Return to Syllabus   Dr. Andrew Wood
Office: HGH 210; phone: (408) 924-5378

Wahl-Jorgensen, K. (2001). Letters to the editor as a forum for public deliberation: Modes of publicity and democratic debate. Critical Studies in Media Communication, 18(3), 303-320.

Note: These comments are not designed to "summarize" the reading. Rather, they are available to highlight key ideas that will emerge in our classroom discussion. As always, it's best to read the original text to gain full value from the course.

Wahl-Jorgensen writes about letters to the editor, a component of newspaper production that reflects a longstanding site of American public discourse. In this piece, she focuses her attention on the ways in which editors select certain letters for printing, and upon the social implications of those choices. She argues that editors “privilege individual expression over the expression of activist groups [and that they] invite the forging of emotional bonds between readers and writers” through the selection of charged language (p. 304). This matters to her because of the ways in which letters to the editor devalue the “creation of social solidarity” (p. 304). Wahl-Jorgensen’s essay argues that the letters section represents a larger transformation of American democracy.

Her essay focuses on three types of letter writing that may be termed dialogist, activist, and exhibitionist. In this context, dialogue emphasizes the deliberative process through which people engage multiple opinions before helping to craft a consensus of social policy: “By discursively taking into consideration the views of all those concerned about particular political issues . . . we can reach the most just decisions and bring about a truly informed ‘consent of the governed.’” (p. 305). This dialogue separates the public from the crowd (p. 306), and it can be illustrated by Jürgen Habermas’s notion of the ideal public sphere [also see DeLuca and Peeples]. In contrast, activism emphasizes the emergence of counter-publics, organized groups who resist the dominant discourse. To Wahl-Jorgensen, “The notion of the counterpublic allows us to conceive of the public in the plural” (p. 307). The resulting focus on activist groups emphasizes how letters to the editor may contain contesting values of relatively homogeneous groups - not differing approaches to the same vision of public life. Wahl-Jorgensen defines a third type of letter writing as exhibitionist. Here, the public becomes a site of “display of individual identities and opinions” (p. 308). In this setting, individuals struggle to highlight their individuality, even as they ceremonially perform acts of public service.

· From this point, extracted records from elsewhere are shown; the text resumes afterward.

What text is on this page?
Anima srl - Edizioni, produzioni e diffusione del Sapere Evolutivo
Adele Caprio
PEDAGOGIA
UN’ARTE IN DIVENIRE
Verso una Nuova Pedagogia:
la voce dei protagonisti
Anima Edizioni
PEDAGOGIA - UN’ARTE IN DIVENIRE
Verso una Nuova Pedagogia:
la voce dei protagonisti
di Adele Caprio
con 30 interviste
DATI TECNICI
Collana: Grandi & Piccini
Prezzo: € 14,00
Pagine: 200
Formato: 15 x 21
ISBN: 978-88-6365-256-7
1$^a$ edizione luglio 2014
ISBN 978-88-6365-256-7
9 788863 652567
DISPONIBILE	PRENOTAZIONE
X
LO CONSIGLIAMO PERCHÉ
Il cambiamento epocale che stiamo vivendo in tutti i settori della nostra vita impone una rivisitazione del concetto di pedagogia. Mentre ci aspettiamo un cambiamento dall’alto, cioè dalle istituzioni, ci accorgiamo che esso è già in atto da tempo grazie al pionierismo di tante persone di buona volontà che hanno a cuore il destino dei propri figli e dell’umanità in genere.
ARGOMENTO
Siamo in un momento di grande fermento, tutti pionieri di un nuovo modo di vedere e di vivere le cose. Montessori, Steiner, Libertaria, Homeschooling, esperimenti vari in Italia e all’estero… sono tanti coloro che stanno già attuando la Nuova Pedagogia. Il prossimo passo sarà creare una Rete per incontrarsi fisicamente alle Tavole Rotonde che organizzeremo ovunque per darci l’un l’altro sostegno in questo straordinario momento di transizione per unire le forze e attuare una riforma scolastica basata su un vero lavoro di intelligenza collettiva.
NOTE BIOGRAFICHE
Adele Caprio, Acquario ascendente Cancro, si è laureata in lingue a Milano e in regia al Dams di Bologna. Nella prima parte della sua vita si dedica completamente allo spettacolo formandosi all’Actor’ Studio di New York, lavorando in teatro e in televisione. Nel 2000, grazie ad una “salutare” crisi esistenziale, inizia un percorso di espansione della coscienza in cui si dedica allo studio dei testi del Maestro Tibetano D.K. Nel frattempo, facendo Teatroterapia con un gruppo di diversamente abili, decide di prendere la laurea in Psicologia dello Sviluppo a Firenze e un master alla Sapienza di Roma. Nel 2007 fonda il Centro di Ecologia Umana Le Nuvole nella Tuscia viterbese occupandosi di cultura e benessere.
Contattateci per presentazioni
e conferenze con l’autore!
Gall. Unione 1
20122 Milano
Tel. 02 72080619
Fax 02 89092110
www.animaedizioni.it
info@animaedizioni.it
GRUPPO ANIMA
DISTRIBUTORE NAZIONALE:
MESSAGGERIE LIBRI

Following this framework, Wahl-Jorgensen analyzes the results of her interviews with editors, exploring their choices of letters. Here, she emphasizes of editors do not reflect the public but rather construct the public “by picking which letters they publish” (p. 310). Noting that editors tend to focus on individual letters over those written on behalf of activist groups, Wahl-Jorgensen states, “The letters section becomes not a site for the contestation of competing versions of reality, or for debate of the issues, but a ‘bulletin board’ for posting personalized grievances or stories” (p. 312). This stance reflects, to the author, a privileging of exhibitionism. To Wahl-Jorgensen, this approach emphasizes emotion over logic and the heart over the head. Moreover, editors who are drawn to exhibitionism publish letters that reflect self-interest over public interest. After all “self interest makes for better letters because they tend to be more expressive, and more sincere” (p. 314). Wahl-Jorgensen concludes her essay with a discussion of how this manner of discourse implies a transformation of democracy from public good to private association in which we can no longer argue - we can only “relate.”